My involvement with Canonical actually started much earlier than this. Back in 2004 I noticed Steve Alexander connecting to an IRC channel from a brazilian IP. Curious, I asked what he was doing here and to my surprise he was at Debconf, in Porto Alegre. I rushed there to meet him, since we hadn’t met in person before, and ended up meeting some of the first Canonical employees.
Actually, Canonical didn’t even had a proper name back them, I believe. And neither did Ubuntu. In the room were a bunch of Launchpad developers, and I remember they were putting up suggestions for the name of the soon-to-be-created Debian-derivative distro in a blackboard. Maybe someone has a picture. I certainly should have snapped one.One of the libraries I had created was being heavily used by Launchpad, and Steve invited me to join the team. Unfortunately I had just started at a new job a couple months before.
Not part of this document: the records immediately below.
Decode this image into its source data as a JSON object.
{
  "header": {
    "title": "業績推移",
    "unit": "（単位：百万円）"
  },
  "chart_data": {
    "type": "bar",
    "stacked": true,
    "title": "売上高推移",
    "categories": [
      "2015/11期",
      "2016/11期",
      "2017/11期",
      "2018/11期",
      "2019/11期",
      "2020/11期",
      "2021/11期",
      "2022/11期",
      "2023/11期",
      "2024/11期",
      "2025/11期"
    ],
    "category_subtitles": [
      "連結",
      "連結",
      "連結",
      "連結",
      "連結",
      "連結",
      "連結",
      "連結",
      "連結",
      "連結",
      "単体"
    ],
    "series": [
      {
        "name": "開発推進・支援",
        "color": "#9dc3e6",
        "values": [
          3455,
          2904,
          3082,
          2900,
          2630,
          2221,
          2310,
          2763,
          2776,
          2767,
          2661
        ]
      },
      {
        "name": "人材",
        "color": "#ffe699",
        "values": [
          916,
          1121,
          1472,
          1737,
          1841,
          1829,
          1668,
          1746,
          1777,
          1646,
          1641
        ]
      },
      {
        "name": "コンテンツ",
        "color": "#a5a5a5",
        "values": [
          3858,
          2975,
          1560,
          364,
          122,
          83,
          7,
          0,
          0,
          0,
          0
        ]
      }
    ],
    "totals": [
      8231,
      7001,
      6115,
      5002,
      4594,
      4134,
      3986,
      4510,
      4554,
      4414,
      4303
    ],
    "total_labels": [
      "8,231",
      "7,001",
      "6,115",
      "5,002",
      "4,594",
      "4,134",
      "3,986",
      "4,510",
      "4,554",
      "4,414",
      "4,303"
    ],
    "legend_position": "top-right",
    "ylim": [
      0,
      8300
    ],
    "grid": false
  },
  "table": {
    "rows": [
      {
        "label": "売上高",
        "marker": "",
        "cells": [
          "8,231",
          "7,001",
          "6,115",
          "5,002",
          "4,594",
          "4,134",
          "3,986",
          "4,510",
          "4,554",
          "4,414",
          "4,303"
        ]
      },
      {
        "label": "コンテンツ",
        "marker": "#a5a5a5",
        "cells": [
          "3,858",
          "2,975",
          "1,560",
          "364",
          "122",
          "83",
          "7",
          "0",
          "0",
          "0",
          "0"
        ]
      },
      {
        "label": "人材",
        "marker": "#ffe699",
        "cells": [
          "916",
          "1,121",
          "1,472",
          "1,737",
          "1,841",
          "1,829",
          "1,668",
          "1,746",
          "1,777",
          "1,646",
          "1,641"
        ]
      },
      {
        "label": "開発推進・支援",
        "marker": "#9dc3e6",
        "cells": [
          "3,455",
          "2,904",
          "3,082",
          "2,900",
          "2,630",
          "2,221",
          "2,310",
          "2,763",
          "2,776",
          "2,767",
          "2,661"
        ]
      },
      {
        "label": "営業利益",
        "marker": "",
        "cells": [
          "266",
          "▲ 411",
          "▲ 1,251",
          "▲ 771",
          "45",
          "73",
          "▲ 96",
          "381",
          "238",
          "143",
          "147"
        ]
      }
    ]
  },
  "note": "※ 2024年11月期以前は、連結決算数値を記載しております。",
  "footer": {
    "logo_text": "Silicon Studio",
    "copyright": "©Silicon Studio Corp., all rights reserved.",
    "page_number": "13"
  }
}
And the whole ‘we are going to create a new distribution based on Debian’ sounded kind of bonkers anyway. I ended up referring Christian Reis, which as I learnt later managed to meet Steve and Mark Shuttleworth at the airport in Guarulhos in between flights.

Regardless, I stuck around to see Mark’s talk on his space trip. The most impressive part was definitely his description about reentering Earth’s atmosphere. Since young age I always dreamt of being an Astronaut. Meeting one in person was probably the most significant event in my life until that point.

Time passed, and Kiko tried to convince me several times to join the Launchpad team in the years that followed. The only reason that I didn’t do so was because he wanted me to move to his town, Sao Carlos – SP, even though most of the Launchpad team was distributed.

Fast forward a couple years, and I decided it was time to move on from my job at Enfold Systems, where I was responsible for maintaining several products that integrated the Plone CMS with the Windows platform. What a bold change it was, going from being practically a Windows developer to working with the company behind a Linux distribution.

My time at Canonical started with a ride from Porto Alegre to Curitiba with Gustavo Niemeyer, my soon-to-be boss. We actually had to take a long detour all the way to Lages because BR-101 flooded near Ararangua. Luckily Gustavo had his GPS with him.

Me and Gustavo in Curitiba, 2009

Under Gustavo’s lead I worked on the Landscape project, a tool to manage Ubuntu servers and keep them up-to-date. We mostly worked on database scalability issues until Gustavo left the team to spearhead what later came to be known as juju. After that I ended up working closely with Canonical’s Design team on a major facelift for Landscape and leading the team’s effort in frontend engineering, ensuring fast load times on one side and enforcing strict Javascript testing on the other.

As the facelift started winding down I started focusing on gathering a good set of backend metrics, of which we had none. I introduced the use of Graphite to the team, which unfortunately didn’t hit production in time. I created txStatsD in the process. I wanted to learn more about how things actually worked in production, how things were deployed, and if there was anything we could do to improve. The right opportunity revealed itself in the form of an open position as Operations Engineer at the Ubuntu One team.

In Ubuntu One, they already had Graphite running in production, with a minimal set of metrics. So we started adding more and more, and the more we added, the more production issues we uncovered and fixed. I had my first real taste of a metrics-driven operations process and nothing could stop me from wanting more.

A couple years later, and all the hard work paid for itself. We went from being the group with most production incidents and recurring issues to being a reference within the company. Trailblazers in DevOps, so to speak. Services that were deemed complete failures and ripe for a rewrite from scratch got ironed out until they ran smoothly for months without incidents. We were amongst the first to put Juju in production and are probably the team with most Juju-deployed production services to date. We got the new app store for Ubuntu Touch from nothing into a Juju-deployed production service just a couple months.

It has been an amazing ride. I’ve traveled to many countries and met some of the brightest people I’ve had the chance to work with. I’m really proud of what we accomplished as a team, and what Canonical has accomplished as a whole. I have faith that 2014 and the years to come will only see more and more of that.

To me and Daiane, 2014 is a year full of milestones. 5 years at Canonical, 10 since I first heard of it. She is turning 30 in March, also the month we complete 10 years of being married. In June we’re celebrating 15 years together (yes, we started dating when she was just 15!). 2014 also marks 10 years since we’ve traveled together through Austria, Germany and the Czech Republic, and the stories from that trip are among the most memorable we had.

This year we want to do great things, like we did in 2004. Things that we’ll be talking about for the next 10 years and even longer. Shake off the dust and blaze new trails. Get out our comfort zone. We’ve got some changes lined up, but this is not the appropriate time to talk about them yet.